A message from Benito Mussolini is forwarded to Adolf Hitler. In the missive, the Duce cautions the Fuhrer against waging war against Britain. Mussolini asked if it was truly necessary “to risk all-including the regime-and to sacrifice the flower of German generations.”
Mussolini’s message was more than a little disingenuous. At the time, Mussolini had his own reasons for not wanting Germany to spread the war across the European continent: Italy was not prepared to join the effort, and Germany would get all the glory and likely eclipse the dictator of Italy. Germany had already taken the Sudetenland and Poland; if Hitler took France and then cowed Britain into neutrality—or worse, defeated it in battle–Germany would rule Europe. Mussolini had assumed the reins of power in Italy long before Hitler took over Germany, and in so doing Mussolini boasted of refashioning a new Roman Empire out of an Italy that was still economically backward and militarily weak. He did not want to be outshined by the upstart Hitler.

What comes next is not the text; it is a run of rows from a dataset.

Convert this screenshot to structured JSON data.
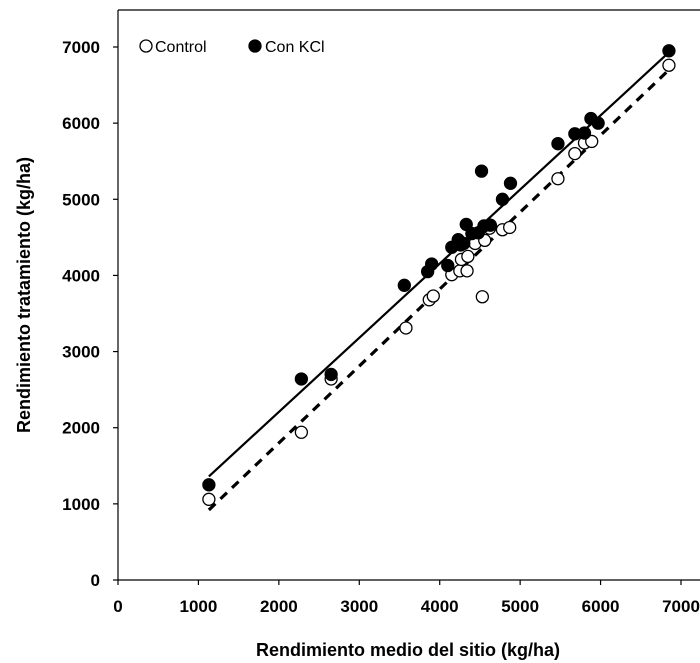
{
  "chart_data": {
    "type": "scatter",
    "xlabel": "Rendimiento medio del sitio (kg/ha)",
    "ylabel": "Rendimiento tratamiento (kg/ha)",
    "xlim": [
      0,
      7000
    ],
    "ylim": [
      0,
      7000
    ],
    "xticks": [
      "0",
      "1000",
      "2000",
      "3000",
      "4000",
      "5000",
      "6000",
      "7000"
    ],
    "yticks": [
      "0",
      "1000",
      "2000",
      "3000",
      "4000",
      "5000",
      "6000",
      "7000"
    ],
    "grid": false,
    "legend_position": "top-left",
    "series": [
      {
        "name": "Control",
        "marker": "open-circle",
        "trendline_style": "dashed",
        "trendline": [
          [
            1130,
            920
          ],
          [
            6850,
            6700
          ]
        ],
        "points": [
          [
            1130,
            1060
          ],
          [
            2280,
            1940
          ],
          [
            2650,
            2640
          ],
          [
            3580,
            3310
          ],
          [
            3870,
            3680
          ],
          [
            3920,
            3730
          ],
          [
            4150,
            4010
          ],
          [
            4250,
            4060
          ],
          [
            4340,
            4060
          ],
          [
            4270,
            4210
          ],
          [
            4350,
            4250
          ],
          [
            4440,
            4420
          ],
          [
            4560,
            4460
          ],
          [
            4530,
            3720
          ],
          [
            4620,
            4620
          ],
          [
            4780,
            4600
          ],
          [
            4870,
            4630
          ],
          [
            5470,
            5270
          ],
          [
            5680,
            5600
          ],
          [
            5800,
            5740
          ],
          [
            5890,
            5760
          ],
          [
            6850,
            6760
          ]
        ]
      },
      {
        "name": "Con KCl",
        "marker": "filled-circle",
        "trendline_style": "solid",
        "trendline": [
          [
            1130,
            1360
          ],
          [
            6850,
            6930
          ]
        ],
        "points": [
          [
            1130,
            1250
          ],
          [
            2280,
            2640
          ],
          [
            2650,
            2700
          ],
          [
            3560,
            3870
          ],
          [
            3850,
            4050
          ],
          [
            3900,
            4150
          ],
          [
            4100,
            4130
          ],
          [
            4150,
            4370
          ],
          [
            4230,
            4470
          ],
          [
            4260,
            4400
          ],
          [
            4300,
            4420
          ],
          [
            4330,
            4670
          ],
          [
            4400,
            4550
          ],
          [
            4480,
            4560
          ],
          [
            4520,
            5370
          ],
          [
            4550,
            4650
          ],
          [
            4630,
            4660
          ],
          [
            4780,
            5000
          ],
          [
            4880,
            5210
          ],
          [
            5470,
            5730
          ],
          [
            5680,
            5860
          ],
          [
            5800,
            5870
          ],
          [
            5880,
            6060
          ],
          [
            5970,
            6000
          ],
          [
            6850,
            6950
          ]
        ]
      }
    ]
  }
}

And so the Duce hoped to stall Germany’s war engine until he could figure out his next move. The Italian ambassador in Berlin delivered Mussolini’s message to Hitler in person. Mussolini believed that the “big democracies…must of necessity fall and be harvested by us, who represent the new forces of Europe.” They carried “within themselves the seeds of their decadence.” In short, they would destroy themselves, so back off.
Hitler ignored him and moved forward with plans to conquer Holland, Belgium, Luxembourg and France. Mussolini, rather than tie Italy’s fortune to Germany’s—which would necessarily mean sharing the spotlight and the spoils of any victory—began to turn an eye toward the east. Mussolini invaded Yugoslavia and, in a famously disastrous strategic move, Greece.